What mercy in the criminal justice system could look like

What if all were extended the gift of a second chance?
November 26, 2019
Sayan Moongklang / iStock / Getty

I first met Shon Hopwood shortly after his appointment as professor at Georgetown University Law Center. His improbable story is well chronicled elsewhere: Dropped out of college. Committed five armed bank robberies. Served more than a decade in federal prison, from where he wrote two successful petitions for review to the US Supreme Court. Accepted into the University of Washington School of Law. Passed the bar exam. Won awards. Served a prestigious clerkship.

All these pieces of his remarkable journey are eclipsed by Hopwood’s current passion—establishing channels of mercy within a criminal justice system that’s all but given up on rehabilitating felons.

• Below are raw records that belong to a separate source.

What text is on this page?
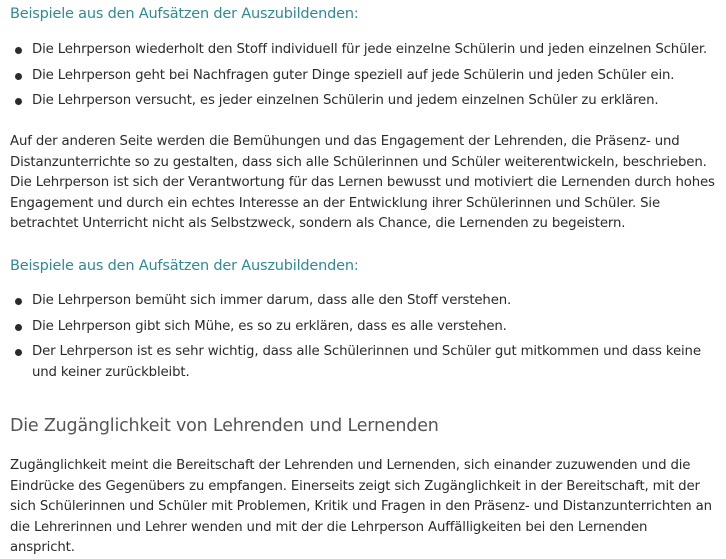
Beispiele aus den Aufsätzen der Auszubildenden:
Die Lehrperson wiederholt den Stoff individuell für jede einzelne Schülerin und jeden einzelnen Schüler.
Die Lehrperson geht bei Nachfragen guter Dinge speziell auf jede Schülerin und jeden Schüler ein.
Die Lehrperson versucht, es jeder einzelnen Schülerin und jedem einzelnen Schüler zu erklären.

Auf der anderen Seite werden die Bemühungen und das Engagement der Lehrenden, die Präsenz- und Distanzunterrichte so zu gestalten, dass sich alle Schülerinnen und Schüler weiterentwickeln, beschrieben. Die Lehrperson ist sich der Verantwortung für das Lernen bewusst und motiviert die Lernenden durch hohes Engagement und durch ein echtes Interesse an der Entwicklung ihrer Schülerinnen und Schüler. Sie betrachtet Unterricht nicht als Selbstzweck, sondern als Chance, die Lernenden zu begeistern.

Beispiele aus den Aufsätzen der Auszubildenden:
Die Lehrperson bemüht sich immer darum, dass alle den Stoff verstehen.
Die Lehrperson gibt sich Mühe, es so zu erklären, dass es alle verstehen.
Der Lehrperson ist es sehr wichtig, dass alle Schülerinnen und Schüler gut mitkommen und dass keine und keiner zurückbleibt.
Die Zugänglichkeit von Lehrenden und Lernenden

Zugänglichkeit meint die Bereitschaft der Lehrenden und Lernenden, sich einander zuzuwenden und die Eindrücke des Gegenübers zu empfangen. Einerseits zeigt sich Zugänglichkeit in der Bereitschaft, mit der sich Schülerinnen und Schüler mit Problemen, Kritik und Fragen in den Präsenz- und Distanzunterrichten an die Lehrerinnen und Lehrer wenden und mit der die Lehrperson Auffälligkeiten bei den Lernenden anspricht.
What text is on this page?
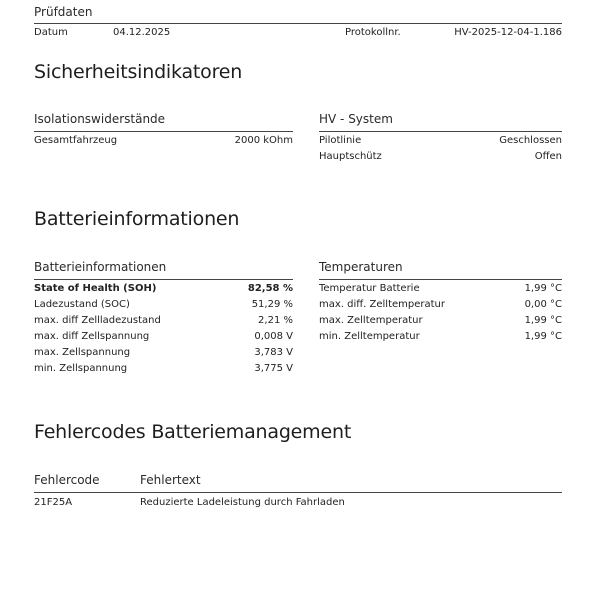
Prüfdaten
Datum	04.12.2025	Protokollnr.	HV-2025-12-04-1.186
Sicherheitsindikatoren
Isolationswiderstände
Gesamtfahrzeug	2000 kOhm
HV - System
Pilotlinie	Geschlossen
Hauptschütz	Offen
Batterieinformationen
Batterieinformationen
State of Health (SOH)	82,58 %
Ladezustand (SOC)	51,29 %
max. diff Zellladezustand	2,21 %
max. diff Zellspannung	0,008 V
max. Zellspannung	3,783 V
min. Zellspannung	3,775 V
Temperaturen
Temperatur Batterie	1,99 °C
max. diff. Zelltemperatur	0,00 °C
max. Zelltemperatur	1,99 °C
min. Zelltemperatur	1,99 °C
Fehlercodes Batteriemanagement
Fehlercode	Fehlertext
21F25A	Reduzierte Ladeleistung durch Fahrladen
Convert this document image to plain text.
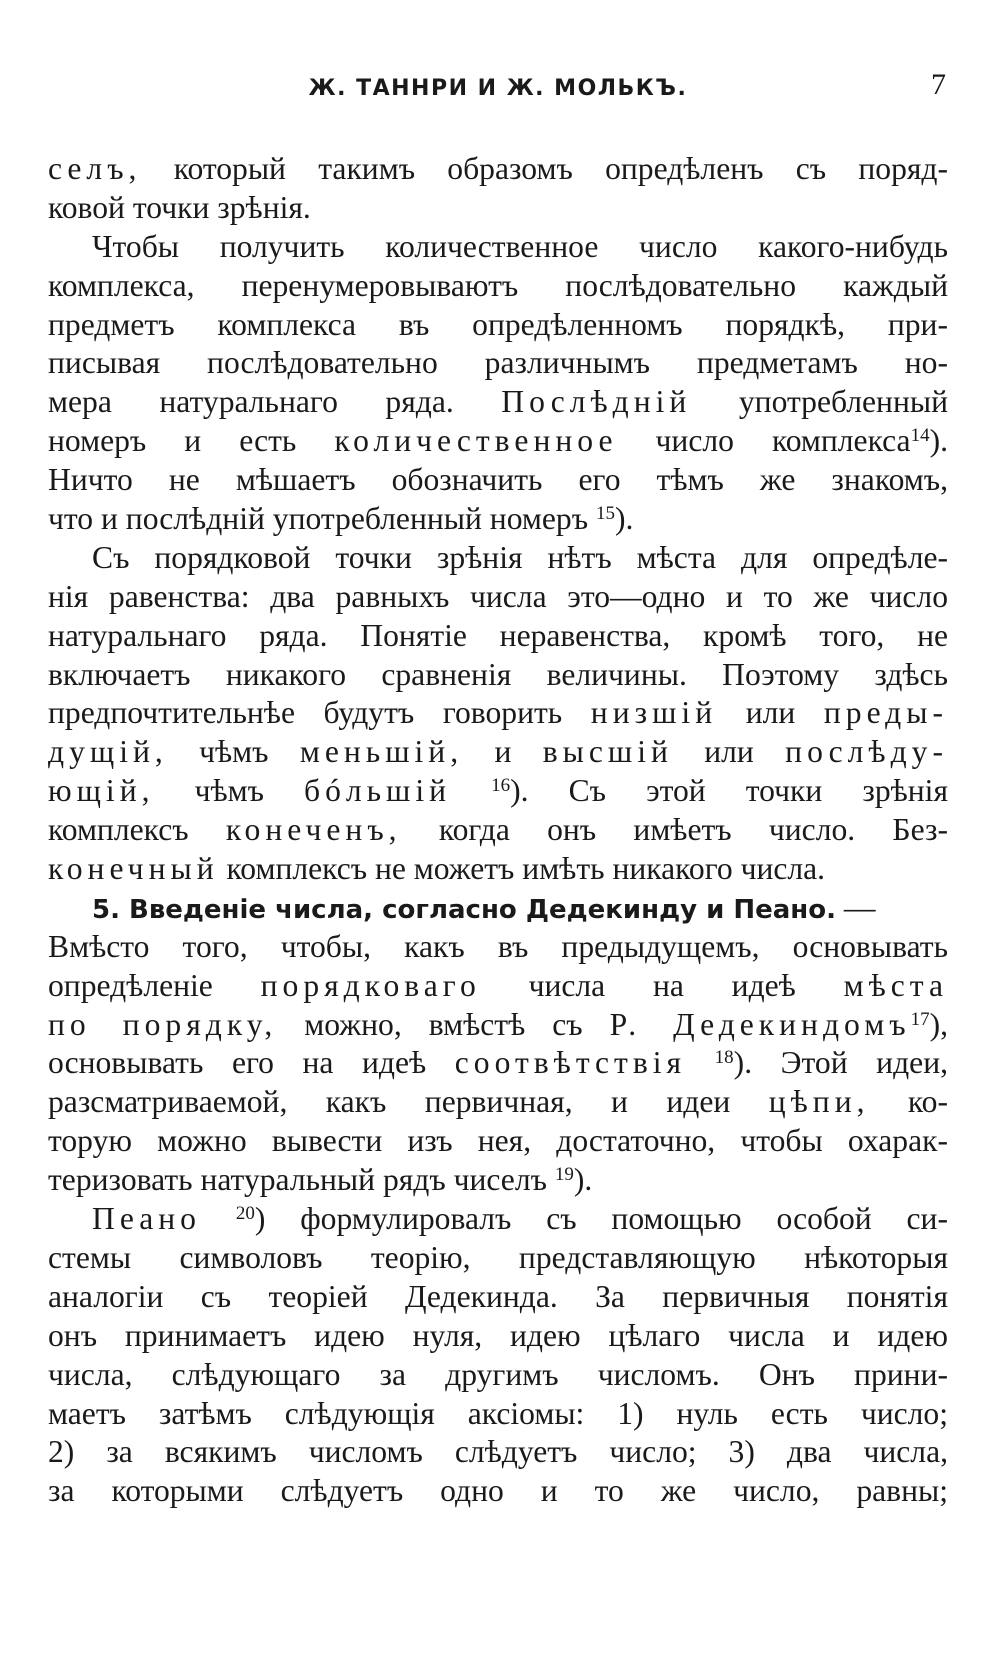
Ж. ТАННРИ И Ж. МОЛЬКЪ.	7
селъ, который такимъ образомъ опредѣленъ съ поряд-
ковой точки зрѣнія.
Чтобы получить количественное число какого-нибудь
комплекса, перенумеровываютъ послѣдовательно каждый
предметъ комплекса въ опредѣленномъ порядкѣ, при-
писывая послѣдовательно различнымъ предметамъ но-
мера натуральнаго ряда. Послѣдній употребленный
номеръ и есть количественное число комплекса$^{14}$).
Ничто не мѣшаетъ обозначить его тѣмъ же знакомъ,
что и послѣдній употребленный номеръ $^{15}$).
Съ порядковой точки зрѣнія нѣтъ мѣста для опредѣле-
нія равенства: два равныхъ числа это—одно и то же число
натуральнаго ряда. Понятіе неравенства, кромѣ того, не
включаетъ никакого сравненія величины. Поэтому здѣсь
предпочтительнѣе будутъ говорить низшій или преды-
дущій, чѣмъ меньшій, и высшій или послѣду-
ющій, чѣмъ бóльшій $^{16}$). Съ этой точки зрѣнія
комплексъ конеченъ, когда онъ имѣетъ число. Без-
конечный комплексъ не можетъ имѣть никакого числа.
5. Введеніе числа, согласно Дедекинду и Пеано. —
Вмѣсто того, чтобы, какъ въ предыдущемъ, основывать
опредѣленіе порядковаго числа на идеѣ мѣста
по порядку, можно, вмѣстѣ съ Р. Дедекиндомъ$^{17}$),
основывать его на идеѣ соотвѣтствія $^{18}$). Этой идеи,
разсматриваемой, какъ первичная, и идеи цѣпи, ко-
торую можно вывести изъ нея, достаточно, чтобы охарак-
теризовать натуральный рядъ чиселъ $^{19}$).
Пеано $^{20}$) формулировалъ съ помощью особой си-
стемы символовъ теорію, представляющую нѣкоторыя
аналогіи съ теоріей Дедекинда. За первичныя понятія
онъ принимаетъ идею нуля, идею цѣлаго числа и идею
числа, слѣдующаго за другимъ числомъ. Онъ прини-
маетъ затѣмъ слѣдующія аксіомы: 1) нуль есть число;
2) за всякимъ числомъ слѣдуетъ число; 3) два числа,
за которыми слѣдуетъ одно и то же число, равны;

Hopwood never heard the word rehabilitation spoken during his entire incarceration. “We were constantly told explicitly and implicitly that we were garbage. Worthless trash. Nothing about our lives mattered except that we deserved continual punishment.” Over a recent lunch, Hopwood asked a few of us to imagine what life would be like had we never been given a second chance by any superior in our lives. He asked us to imagine every fresh opportunity available to us being crushed because of some personal wrong. If every parent, grandparent, teacher, coach, or employer of ours had refused to grant us any break after mistakes made, we’d be completely broken and lifeless people.

In the name of protecting the public, the criminal justice system has used excessive mandatory sentencing laws to create a huge underclass of convicts and ex-convicts. “I understand the importance of paying a penalty,” Hopwood told me. “But relegating people to second-class citizenship for the rest of their lives is simply wrong.”

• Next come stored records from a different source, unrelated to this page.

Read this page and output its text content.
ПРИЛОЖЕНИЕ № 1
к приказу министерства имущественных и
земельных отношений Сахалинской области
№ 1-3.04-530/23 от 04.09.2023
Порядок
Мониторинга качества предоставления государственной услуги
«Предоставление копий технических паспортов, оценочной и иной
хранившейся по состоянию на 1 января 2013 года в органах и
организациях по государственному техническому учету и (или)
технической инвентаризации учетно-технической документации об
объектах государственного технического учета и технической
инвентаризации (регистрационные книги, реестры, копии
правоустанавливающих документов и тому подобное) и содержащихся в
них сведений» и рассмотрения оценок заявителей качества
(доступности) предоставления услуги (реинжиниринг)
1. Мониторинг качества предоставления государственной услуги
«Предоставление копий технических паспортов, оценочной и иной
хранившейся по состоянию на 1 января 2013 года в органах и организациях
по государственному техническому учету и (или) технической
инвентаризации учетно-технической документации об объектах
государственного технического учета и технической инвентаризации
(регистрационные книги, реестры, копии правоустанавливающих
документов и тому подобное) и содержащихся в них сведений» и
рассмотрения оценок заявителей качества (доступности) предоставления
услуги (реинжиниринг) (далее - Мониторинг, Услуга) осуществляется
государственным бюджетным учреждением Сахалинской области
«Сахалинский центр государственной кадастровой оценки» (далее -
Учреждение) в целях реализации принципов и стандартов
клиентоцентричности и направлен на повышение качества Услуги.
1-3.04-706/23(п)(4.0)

By second-class citizenship, he was referring to the collateral punishment that stems from incarceration. A felony conviction, possibly involving nothing greater than drug possession or stolen property, bars all kinds of good people from ever being able to rebuild their lives. Ex-cons are lucky if they gain employment at a wage above the poverty line. Regularly denied student loans, college admission, housing, food stamps, a driver’s license, and more, ex-convicts are ineligible for serving in all kinds of professions. Twenty-one states currently deny felons the right to vote.

There’s still more collateral punishment from overcriminalization and mass incarceration. Lengthy imprisonment severs inmates from vital community ties and valuable family support. It lumps them together with other prisoners guilty of committing serious crimes, only encouraging more dangerous and antisocial behavior. When prisoners get released into a life of poverty and debt, where family support may have disintegrated decades earlier, their choice is often homelessness or crime. “Who wouldn’t choose crime all over again?” asked Hopwood.

His commitment to establishing channels of mercy is grounded in a rich concept of biblical redemption. All kinds of biblical figures, including Moses and David (both of whom murdered), received second chances in life. For his part, Jesus organized much of his ministry around lifting up people whom others had convicted or condemned.

The problem with prosecutors and federal judges laying down inordinately long prison sentences at the front end of a conviction, says Hopwood, is that they can’t measure a person’s capacity for change or know their will to be redeemed. “My 22-year-old brain, in all of its present-tense stupidity and impulse, matured . . . thankfully. I was also graced with multiple second chances.”

A version of this article appears in the print edition under the title “Second chances.”